“Okay,” he said. “I was on my way back to the office from playing racquetball — I play racquetball twice a week, Stephanie and I go skiing on the weekends. That’s why I moved out here from New York, for the skiing. I do downhill and cross-country, so you can see it’s impossible for me to have had a heart attack.”

“You were on the way back to the office — ” Joanna prompted.

“Yeah,” Greg said. “It’s snowing, and the road’s really slick, and this idiot in a Jeep Cherokee tries to cut in front of me, and I end up in the ditch. I’ve got a shovel in the car, so I start digging myself out, and I don’t know what happened then. I figure a piece of ice off a truck must have hit me in the head and knocked me out, because the next thing I know, there’s a siren going, and I’m in an ambulance and a paramedic’s sticking these ice-cold paddles on my chest.”

Of course, Joanna thought resignedly.
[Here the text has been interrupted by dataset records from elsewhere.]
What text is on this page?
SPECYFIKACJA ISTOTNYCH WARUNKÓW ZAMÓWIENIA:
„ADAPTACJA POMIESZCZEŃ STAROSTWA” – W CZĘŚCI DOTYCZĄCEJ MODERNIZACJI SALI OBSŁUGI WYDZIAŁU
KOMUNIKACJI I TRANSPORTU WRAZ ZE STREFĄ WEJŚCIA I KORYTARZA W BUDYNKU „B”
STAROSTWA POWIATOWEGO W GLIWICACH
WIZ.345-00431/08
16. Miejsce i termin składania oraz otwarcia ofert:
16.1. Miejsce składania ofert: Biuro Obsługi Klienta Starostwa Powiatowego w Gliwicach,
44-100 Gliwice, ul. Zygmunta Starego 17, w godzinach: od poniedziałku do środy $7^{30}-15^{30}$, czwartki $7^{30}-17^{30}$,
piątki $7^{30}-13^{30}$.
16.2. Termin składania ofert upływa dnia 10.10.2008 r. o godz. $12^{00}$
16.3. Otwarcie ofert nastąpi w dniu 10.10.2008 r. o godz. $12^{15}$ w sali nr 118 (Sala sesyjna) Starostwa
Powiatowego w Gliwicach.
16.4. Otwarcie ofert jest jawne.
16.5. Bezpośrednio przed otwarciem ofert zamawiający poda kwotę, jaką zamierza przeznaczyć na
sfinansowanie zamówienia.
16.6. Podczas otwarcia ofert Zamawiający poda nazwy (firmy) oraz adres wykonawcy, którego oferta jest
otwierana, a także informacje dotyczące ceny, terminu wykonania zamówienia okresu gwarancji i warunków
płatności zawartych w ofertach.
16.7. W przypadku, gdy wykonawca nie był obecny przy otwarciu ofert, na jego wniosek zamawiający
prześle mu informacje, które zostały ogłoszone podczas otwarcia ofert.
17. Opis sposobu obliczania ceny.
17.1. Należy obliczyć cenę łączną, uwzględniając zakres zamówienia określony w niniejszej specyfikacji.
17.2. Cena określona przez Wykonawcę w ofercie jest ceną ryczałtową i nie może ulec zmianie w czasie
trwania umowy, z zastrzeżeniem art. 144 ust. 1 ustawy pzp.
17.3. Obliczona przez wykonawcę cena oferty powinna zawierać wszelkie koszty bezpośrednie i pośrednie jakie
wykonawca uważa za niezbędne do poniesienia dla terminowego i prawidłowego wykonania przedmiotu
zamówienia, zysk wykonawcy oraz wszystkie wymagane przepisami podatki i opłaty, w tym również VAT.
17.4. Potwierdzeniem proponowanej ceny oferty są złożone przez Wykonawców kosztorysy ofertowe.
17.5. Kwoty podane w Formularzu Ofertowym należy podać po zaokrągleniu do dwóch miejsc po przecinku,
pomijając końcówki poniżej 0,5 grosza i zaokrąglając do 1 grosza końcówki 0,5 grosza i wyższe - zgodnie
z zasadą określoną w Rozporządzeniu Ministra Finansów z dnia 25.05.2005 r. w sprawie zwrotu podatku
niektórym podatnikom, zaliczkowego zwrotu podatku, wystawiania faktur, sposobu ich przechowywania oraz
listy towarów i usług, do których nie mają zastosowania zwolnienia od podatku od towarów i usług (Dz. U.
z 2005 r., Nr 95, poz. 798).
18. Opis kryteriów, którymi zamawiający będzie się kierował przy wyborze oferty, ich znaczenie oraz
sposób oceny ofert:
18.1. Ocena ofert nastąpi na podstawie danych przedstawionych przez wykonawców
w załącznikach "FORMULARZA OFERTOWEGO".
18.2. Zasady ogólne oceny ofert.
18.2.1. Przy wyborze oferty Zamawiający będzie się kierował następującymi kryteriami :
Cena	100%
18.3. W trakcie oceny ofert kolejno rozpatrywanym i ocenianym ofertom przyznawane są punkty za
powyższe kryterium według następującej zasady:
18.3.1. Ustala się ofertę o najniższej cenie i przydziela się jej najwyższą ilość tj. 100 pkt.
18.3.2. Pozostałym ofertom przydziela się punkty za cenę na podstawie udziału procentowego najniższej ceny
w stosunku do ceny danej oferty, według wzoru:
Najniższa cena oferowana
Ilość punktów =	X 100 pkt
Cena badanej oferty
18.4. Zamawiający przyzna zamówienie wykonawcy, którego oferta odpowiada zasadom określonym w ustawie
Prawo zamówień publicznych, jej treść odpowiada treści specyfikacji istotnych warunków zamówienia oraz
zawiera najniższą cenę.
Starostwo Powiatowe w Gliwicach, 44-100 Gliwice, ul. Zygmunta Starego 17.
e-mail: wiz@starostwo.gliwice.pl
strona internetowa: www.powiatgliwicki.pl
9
I finally get a subject Maurice Mandrake hasn’t already corrupted, and he doesn’t remember anything. “Can you remember anything at all between your — between being hit in the head and waking up in the ambulance?” Joanna asked hopefully. “Anything you heard? Or saw?” but he was already shaking his head.

“It was like when I had my cruciate ligament operated on last year. I tore it playing softball,” he said. “One minute the anesthesiologist was saying, ‘Breathe deeply,’ and the next I was in the recovery room. And in between, nothing, zip, nada.”

Oh, well, at least she was keeping him in bed until the cardiologist got there.

“I told the nurse when she said you wanted to talk to me that I couldn’t have had a near-death experience because I wasn’t anywhere near death,” he said. “When you do talk to people who have died, what do they say? Do they tell you they saw tunnels and lights and angels like they say on TV?”

“Some of them,” Joanna said.

“Do you think they really did or that they just made it up?”